"The trend in super prime real estate is putting pressure on the availability of office space because it's being swallowed up by residential developments," explains Simeon Howard, director of office space and virtual office solutions provider City Office. "That's what's causing the up-trend in office space cost and I think we're heading for a perfect storm."
Analysis by accountancy firm Deloitte found the amount of office space available to rent in central London has halved since its 2009 peak and fell by 14 per cent over the last 12 months.
At the same time, take up of central London office space achieved a four-year high in 2014, increasing by 16 per cent compared to the previous year to reach 15.9m sq ft, according to property advisor Knight Frank.
The tension around the supply and demand of grade A office space is concentrated in the key central London districts of Mayfair, Belgravia, Kensington, Chelsea and the West End.
The sheer level of demand in the West End led Deloitte's head of tenant representation to describe the vacancy rate as "critically low" after it fell by 46 per cent to 4 per cent last year.
What does shortage of prime office space mean for rental rates?
"We have the case of low supply and high demand, so clearly a rise in rates is to be expected, but what's interesting here is the potential compounding effect in rate rises due to the type of clientele pouring into market," says Howard. "Watch out for new operators specifically gearing their products to the super rich, they will set the trend with record breaking rates and the rest will follow and take advantage of this new reality."
Howard adds the trends seen in high-grade office space causes a trickledown effect pushing up the price for more common types of office space in the surrounding area increasing.
The issue's been caused by the profit available in the residential sector, which has led an increasing number of commercial developers to change their focus to residential.
"You have to look at a situation where developers or investors would buy real estate and seek to maximise value," says Dean Main, founder of luxury residence management company Rhodium. "You can run as many exercises as you like, but the bottom line is that residential makes the most sense from an investment angle.

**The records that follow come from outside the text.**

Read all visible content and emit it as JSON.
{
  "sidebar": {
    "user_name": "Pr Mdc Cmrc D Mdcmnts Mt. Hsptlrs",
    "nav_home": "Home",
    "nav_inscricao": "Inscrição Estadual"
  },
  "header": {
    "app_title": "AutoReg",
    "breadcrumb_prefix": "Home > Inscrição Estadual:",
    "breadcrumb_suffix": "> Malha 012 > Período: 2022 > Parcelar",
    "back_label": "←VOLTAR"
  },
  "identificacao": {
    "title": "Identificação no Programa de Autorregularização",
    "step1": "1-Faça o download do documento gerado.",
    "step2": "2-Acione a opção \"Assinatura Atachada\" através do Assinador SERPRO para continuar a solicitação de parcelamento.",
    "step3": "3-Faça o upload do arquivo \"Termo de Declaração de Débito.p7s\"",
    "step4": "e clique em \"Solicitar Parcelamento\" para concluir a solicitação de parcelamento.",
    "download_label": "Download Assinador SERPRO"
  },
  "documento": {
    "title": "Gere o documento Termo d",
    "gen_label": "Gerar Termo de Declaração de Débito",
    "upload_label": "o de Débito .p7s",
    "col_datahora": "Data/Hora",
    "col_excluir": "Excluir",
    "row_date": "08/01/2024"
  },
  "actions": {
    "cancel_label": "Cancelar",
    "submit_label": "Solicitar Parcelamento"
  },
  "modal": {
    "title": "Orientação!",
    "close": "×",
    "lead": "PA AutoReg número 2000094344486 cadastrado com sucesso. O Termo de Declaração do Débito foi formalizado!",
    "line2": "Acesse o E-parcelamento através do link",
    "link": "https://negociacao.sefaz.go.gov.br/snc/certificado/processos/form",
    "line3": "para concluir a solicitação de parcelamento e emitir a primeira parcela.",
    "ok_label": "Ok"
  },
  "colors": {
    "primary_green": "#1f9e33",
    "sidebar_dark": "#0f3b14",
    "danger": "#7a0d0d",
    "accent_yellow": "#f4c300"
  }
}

This is a pattern that started to emerge five-six years ago, with developers and investors saying ‘the only thing we can do now is residential'."

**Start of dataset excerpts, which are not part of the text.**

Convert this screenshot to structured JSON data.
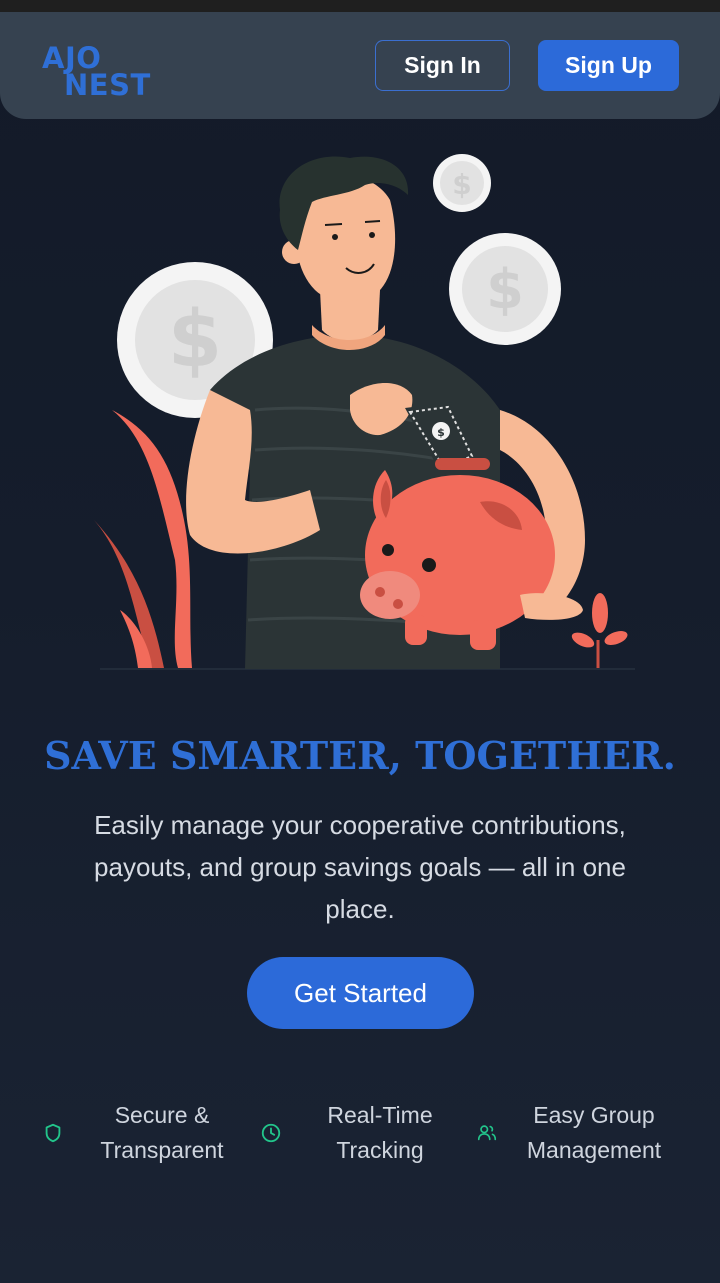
{
  "nav": {
    "logo_line1": "AJO",
    "logo_line2": "NEST",
    "signin_label": "Sign In",
    "signup_label": "Sign Up"
  },
  "hero": {
    "headline": "SAVE SMARTER, TOGETHER.",
    "subtext": "Easily manage your cooperative contributions, payouts, and group savings goals — all in one place.",
    "cta_label": "Get Started",
    "illustration": "person-saving-money-in-piggy-bank"
  },
  "features": [
    {
      "icon": "shield-icon",
      "line1": "Secure &",
      "line2": "Transparent"
    },
    {
      "icon": "clock-icon",
      "line1": "Real-Time",
      "line2": "Tracking"
    },
    {
      "icon": "users-icon",
      "line1": "Easy Group",
      "line2": "Management"
    }
  ],
  "colors": {
    "brand_blue": "#2c6ad9",
    "background": "#151d2c",
    "navbar": "#364250",
    "feature_icon": "#22c58b",
    "accent_coral": "#f26b5b"
  }
}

Main added developers could achieve three times the value for residential projects in the most sought after districts.
Examples of the changing priorities of central London's property developers can be seen in the years following the financial crisis.
British Land purchased Wardrobe Court, a residential development located a few minutes' walk from St Paul's Cathedral, for £57m in 2011. The move was heralded by the company's chief executive as a signal it had changed its strategy because the residential market was becoming increasingly important and its annual report pointed to the start of a major new office cycle that's manifesting itself today.
Shortly after the Wardrobe court deal went through the government set out plans to relax planning laws, which Chancellor George Osborne billed as "the biggest reduction of business red tape ever undertaken". The developer-friendly reforms made it even easier for London's developers to convert commercial units into residential properties.
"It's become quite an easy process, you have your permission to change land use in eight weeks," says Main. "It means a lot of these commercial buildings, mainly in the West End, began being converted to residential properties."
Rhodium has a £1.5bn residential property portfolio and its clients include Finchatton, Investec and Brockton Capital. Main estimates that 65-70 per cent of the new residential developments the company's working on were previously office or mixed-use schemes.
The demand for residential property is being driven by clients from overseas, particularly Russia, China and the Middle East.
"You're finding you have to service new high-end individuals that are coming into central London looking for something totally different to what the market's offering and companies are creating office space specifically geared towards this market," says Howard.
Developers' decisions to cater for the residential demand from these ultra-high-net-worth individuals and the shortage of prime office space has led them to adapt their offering; where you'd typically find a spa, gym and communal area, you're now also seeing offices. However, the move to add these facilities to residential developments has done little to alleviate the pressure on prime office space.
Howard says the shortages in key central London areas like Mayfair has caused other districts to become more attractive.
"We're looking at other areas where we can get the same quality of space and be central. Knightsbridge, Belgravia and Chelsea are going to see a spike in rentals levels because there simply isn't the supply," he says adding rents in these areas have increased by 20-30 per cent in the last few years.
Deloitte predicts 6.3 per cent rental growth in the City and 8.7 per cent in the West End on Grade A office space during 2015, which it says will lead to pockets of "super growth".
The constantly improving economy means more business are looking to expand in central London locations while availability decreases. This combination of increased demand and falling supply will keep the foot squarely on the pump that's pushing air into the property market bubble.